Berlin. Bisher stimmten Deutschtürken vorwiegend für die SPD, sowjetische Spätaussiedler für die CDU. In diesem Jahr dürfte sich das ändern.

Bei der Bundestagswahl am 24. September können 6,29 Millionen Deutsche mit Migrationshintergrund ihre Stimme abgeben – jeder zehnte Wahlberechtigte. Für die Parteien sind sie wichtige Wähler. Doch bei zwei der größten Migrantengruppen zeichnet sich ein Trend ab: Sowohl Deutschtürken als auch Russlanddeutsche wenden sich von den etablierten Parteien ab.

Im Fall der Deutschtürken liegt das auch an der Armenienresolution des Bundestages, der die Ermordung von Armeniern im Osmanischen Reich als Völkermord einstufte. „Die Armenienresolution und die weiteren Diskussionen über die Türkei seitdem haben viele Türkeistämmige gegen die deutschen Parteien aufgebracht“, sagt der Bundesvorsitzende der Türkischen Gemeinde in Deutschland, Gökay Sofuoglu. Bei vielen der 727 000 Wahlberechtigten mit türkischen Wurzeln zeichne sich ab, dass sie nicht wählen werden.

Schaden dürfte das vor allem der SPD. „Als Arbeitsmigranten wählten viele Türkeistämmige in Deutschland die SPD“, erklärt der Meinungsforscher Joachim Schulte.

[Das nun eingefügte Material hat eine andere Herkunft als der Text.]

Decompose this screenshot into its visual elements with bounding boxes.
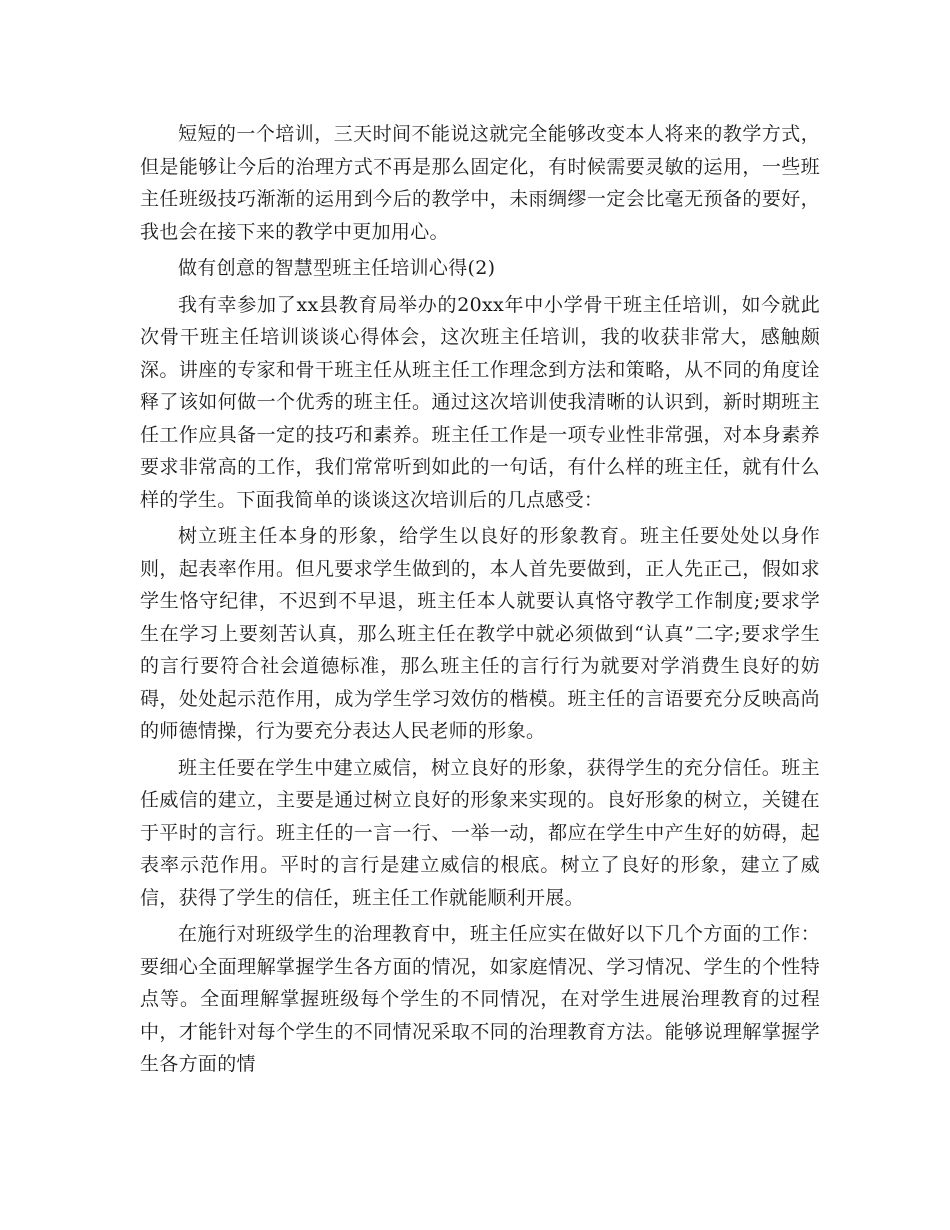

Das brachte ihr die Stimmen von bis zu 70 Prozent der Deutsch-türken ein. Eine Studie von Schultes Kommunikationsagentur „DATA4U“ zur politischen Einstellung von Migranten in Bayern zeigt für Deutschtürken andere Ergebnisse: Sie „stimmen aktuell mit allen Parteien besonders wenig überein“. Viele nähmen die deutsche Politik nur

über AKP-nahe türkische Medien wahr, sagt Schulte. „Sie haben daher kaum mehr Vertrauen in das deutsche Parteiensystem.“ Zwar gehe die Tendenz unter Deutschtürken nach wie vor zur SPD, so Schulte. „Doch sie wird in dieser Gruppe deutlich weniger Stimmen holen als in der Vergangenheit.“

Spätaussiedler wählen verstärkt die AfD

Auch die Grünen trifft die Türkeidebatte. Sie profitierten lange

von ihrem integrationsfreundlichen Kurs und dem türkischstämmigen Vorsitzenden Cem Özdemir. Gerade der Parteichef schade den Grünen mit seinem Erdogan-kritischen Kurs heute eher, meint Schulte.

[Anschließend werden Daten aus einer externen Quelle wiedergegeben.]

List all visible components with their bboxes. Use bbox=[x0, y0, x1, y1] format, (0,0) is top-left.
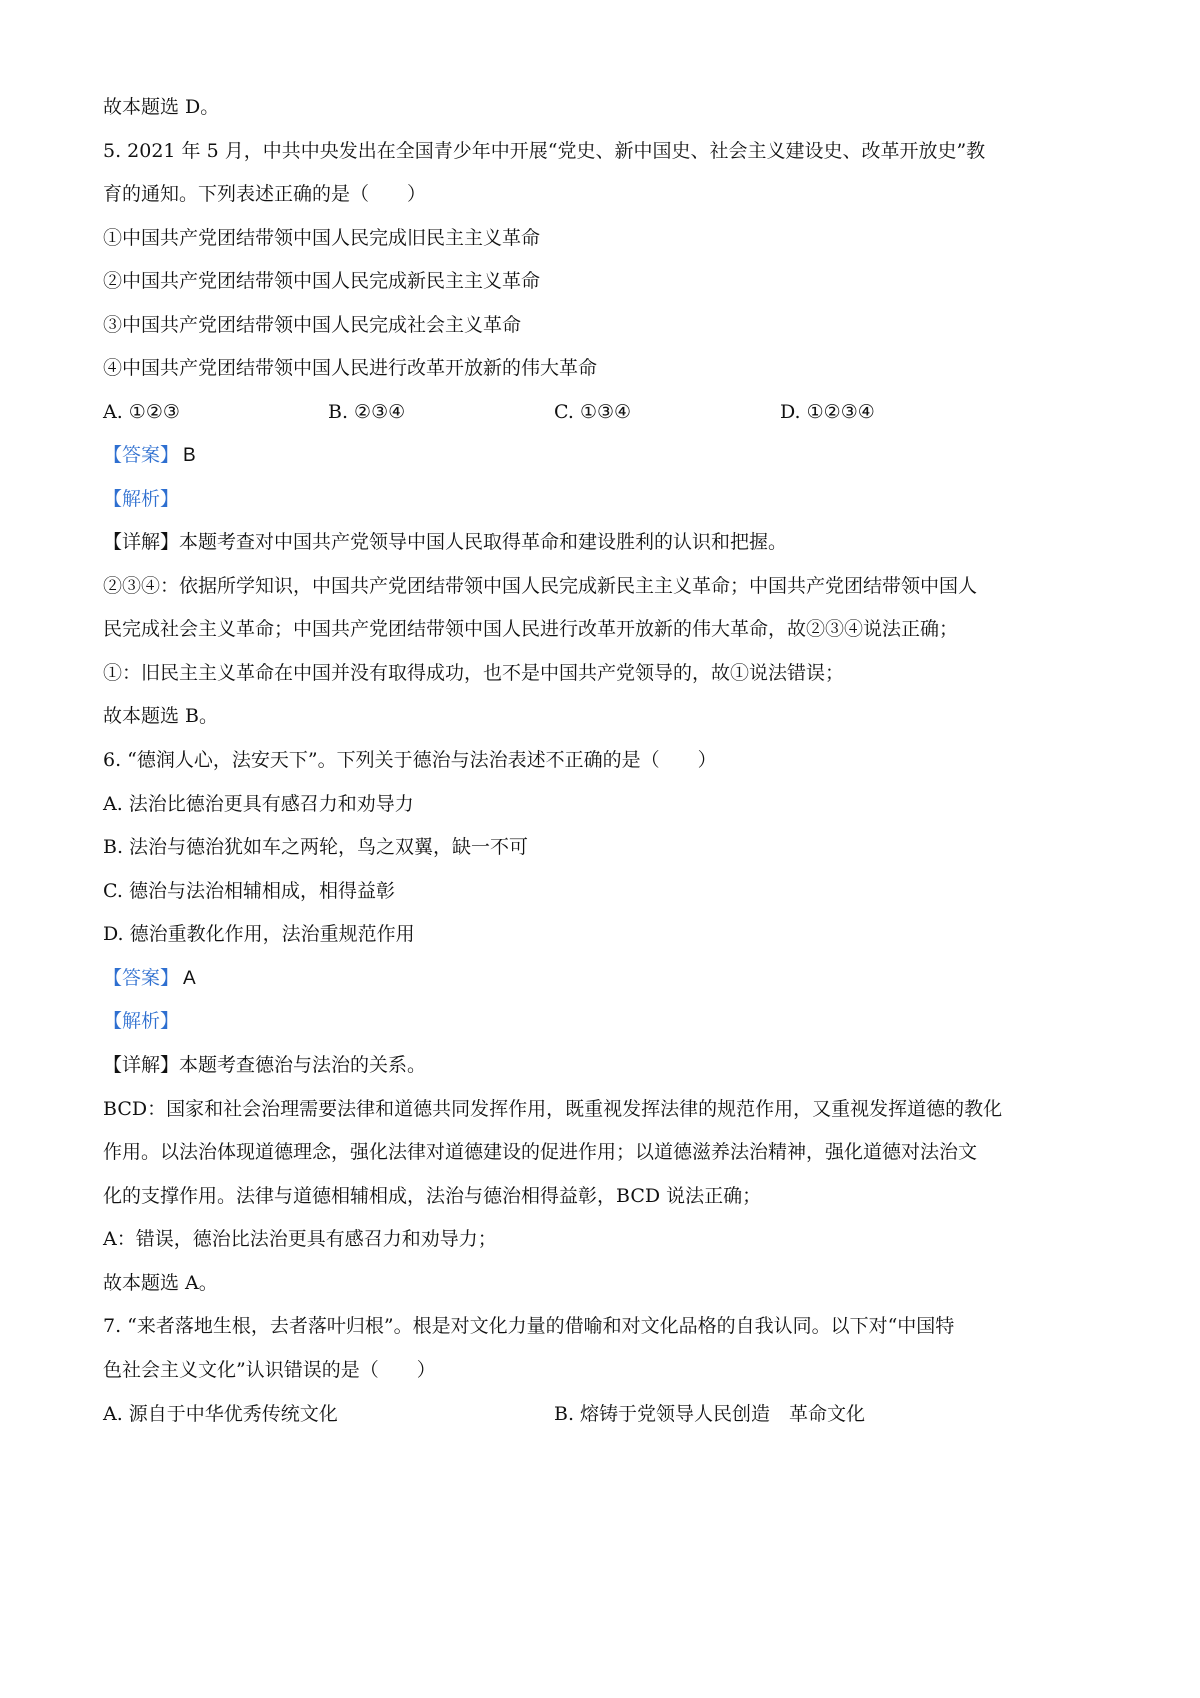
q6-option-a: A. 法治比德治更具有感召力和劝导力 bbox=[103, 793, 414, 815]
q6-detail: 【详解】本题考查德治与法治的关系。 bbox=[103, 1054, 427, 1076]
q6-explain-line4: A：错误，德治比法治更具有感召力和劝导力； bbox=[103, 1228, 497, 1250]
q7-stem-line1: 7. “来者落地生根，去者落叶归根”。根是对文化力量的借喻和对文化品格的自我认同。以下对“中国特 bbox=[103, 1315, 955, 1337]
q6-explain-line2: 作用。以法治体现道德理念，强化法律对道德建设的促进作用；以道德滋养法治精神，强化道德对法治文 bbox=[103, 1141, 978, 1163]
q5-option-a: A. ①②③ bbox=[103, 401, 180, 423]
q6-explain-line3: 化的支撑作用。法律与道德相辅相成，法治与德治相得益彰，BCD 说法正确； bbox=[103, 1185, 762, 1207]
q6-answer bbox=[103, 966, 196, 991]
q5-stem-line1: 5. 2021 年 5 月，中共中央发出在全国青少年中开展“党史、新中国史、社会主义建设史、改革开放史”教 bbox=[103, 140, 986, 162]
q6-answer-value: A bbox=[183, 968, 196, 989]
q5-conclusion: 故本题选 B。 bbox=[103, 705, 219, 727]
q5-answer bbox=[103, 443, 196, 468]
q6-stem: 6. “德润人心，法安天下”。下列关于德治与法治表述不正确的是（ ） bbox=[103, 749, 717, 771]
q6-analysis-label: 【解析】 bbox=[103, 1010, 180, 1032]
q6-option-c: C. 德治与法治相辅相成，相得益彰 bbox=[103, 880, 395, 902]
q7-stem-line2: 色社会主义文化”认识错误的是（ ） bbox=[103, 1359, 436, 1381]
q6-explain-line1: BCD：国家和社会治理需要法律和道德共同发挥作用，既重视发挥法律的规范作用，又重视发挥道德的教化 bbox=[103, 1098, 1003, 1120]
q5-statement-4: ④中国共产党团结带领中国人民进行改革开放新的伟大革命 bbox=[103, 357, 598, 379]
q5-answer-label: 【答案】 bbox=[103, 444, 180, 466]
q5-statement-2: ②中国共产党团结带领中国人民完成新民主主义革命 bbox=[103, 270, 541, 292]
q5-answer-value: B bbox=[183, 445, 196, 466]
q5-option-d: D. ①②③④ bbox=[780, 401, 875, 423]
q6-option-b: B. 法治与德治犹如车之两轮，鸟之双翼，缺一不可 bbox=[103, 836, 529, 858]
q6-option-d: D. 德治重教化作用，法治重规范作用 bbox=[103, 923, 415, 945]
q5-explain-line3: ①：旧民主主义革命在中国并没有取得成功，也不是中国共产党领导的，故①说法错误； bbox=[103, 662, 845, 684]
q5-explain-line1: ②③④：依据所学知识，中国共产党团结带领中国人民完成新民主主义革命；中国共产党团结带领中国人 bbox=[103, 575, 978, 597]
q6-conclusion: 故本题选 A。 bbox=[103, 1272, 218, 1294]
q6-answer-label: 【答案】 bbox=[103, 967, 180, 989]
q5-analysis-label: 【解析】 bbox=[103, 488, 180, 510]
q5-explain-line2: 民完成社会主义革命；中国共产党团结带领中国人民进行改革开放新的伟大革命，故②③④说法正确； bbox=[103, 618, 959, 640]
q5-stem-line2: 育的通知。下列表述正确的是（ ） bbox=[103, 183, 427, 205]
q5-statement-3: ③中国共产党团结带领中国人民完成社会主义革命 bbox=[103, 314, 522, 336]
q5-statement-1: ①中国共产党团结带领中国人民完成旧民主主义革命 bbox=[103, 227, 541, 249]
q5-option-c: C. ①③④ bbox=[554, 401, 632, 423]
q5-detail: 【详解】本题考查对中国共产党领导中国人民取得革命和建设胜利的认识和把握。 bbox=[103, 531, 788, 553]
prev-conclusion: 故本题选 D。 bbox=[103, 96, 220, 118]
q5-option-b: B. ②③④ bbox=[328, 401, 406, 423]
q7-option-b: B. 熔铸于党领导人民创造 革命文化 bbox=[554, 1403, 866, 1425]
q7-option-a: A. 源自于中华优秀传统文化 bbox=[103, 1403, 338, 1425]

Die Union dürfte hingegen bei den Russlanddeutschen verlieren. Mit 1,96 Millionen Wahlberechtigten bilden Spätaussiedler aus der Sowjetunion, vor allem aus Russland und Kasachstan, die größte migrantische Wählergruppe. Ein Großteil wählte lange fast automatisch CDU und CSU. Helmut Kohl hieß sie in den 90er-Jahren in Deutschland willkommen. Mit ihren oft konservativen Werten fühlten sie sich in der Union zu Hause. Davon kann heute keine Rede mehr sein. Laut einer Studie des Sachverständigenrats deutscher Stiftungen für Integration und Migration zeigt sich unter Russlanddeutschen „ein regelrechter Einbruch“ in der Zustimmung zur Union.In der Umfrage lag sie zwar immer noch bei

45 Prozent, „der Anteil ist aber deutlich geringer als in allen früheren Befragungen“, heißt es. Und er dürfte weiter sinken. Immer mehr Spätaussiedler sehen ihre politische Heimat in der AfD. Bei

den Landtagswahlen in Berlin, Nordrhein-Westfalen und Baden-Württemberg erzielte die Partei in den Wahlkreisen, wo besonders viele Ex-Sowjetbürger leben, die höchsten Ergebnisse, mancherorts über 40 Prozent. „Unter den Russlanddeutschen gibt es eine stärkere Neigung zur AfD“, sagt der Kölner Sozialwissenschaftler Dennis Spies. „Ich schätze diese auf bis zu 20 Prozent.“

Mit seinem Duisburger Kollegen Achim Görres untersucht Spies das Wahlverhalten von Migranten. Wie die Rechtspopulisten teilten die Spätaussiedler traditionelle Werte. „Viele Russlanddeutsche sind sehr konservativ“, sagt Spies. Für Spätaussiedler aus Russland spiele auch der russlandfreundliche Kurs der AfD eine Rolle, sagt er. Nicht zuletzt habe die Flüchtlingskrise die Russlanddeutschen zur AfD getrieben.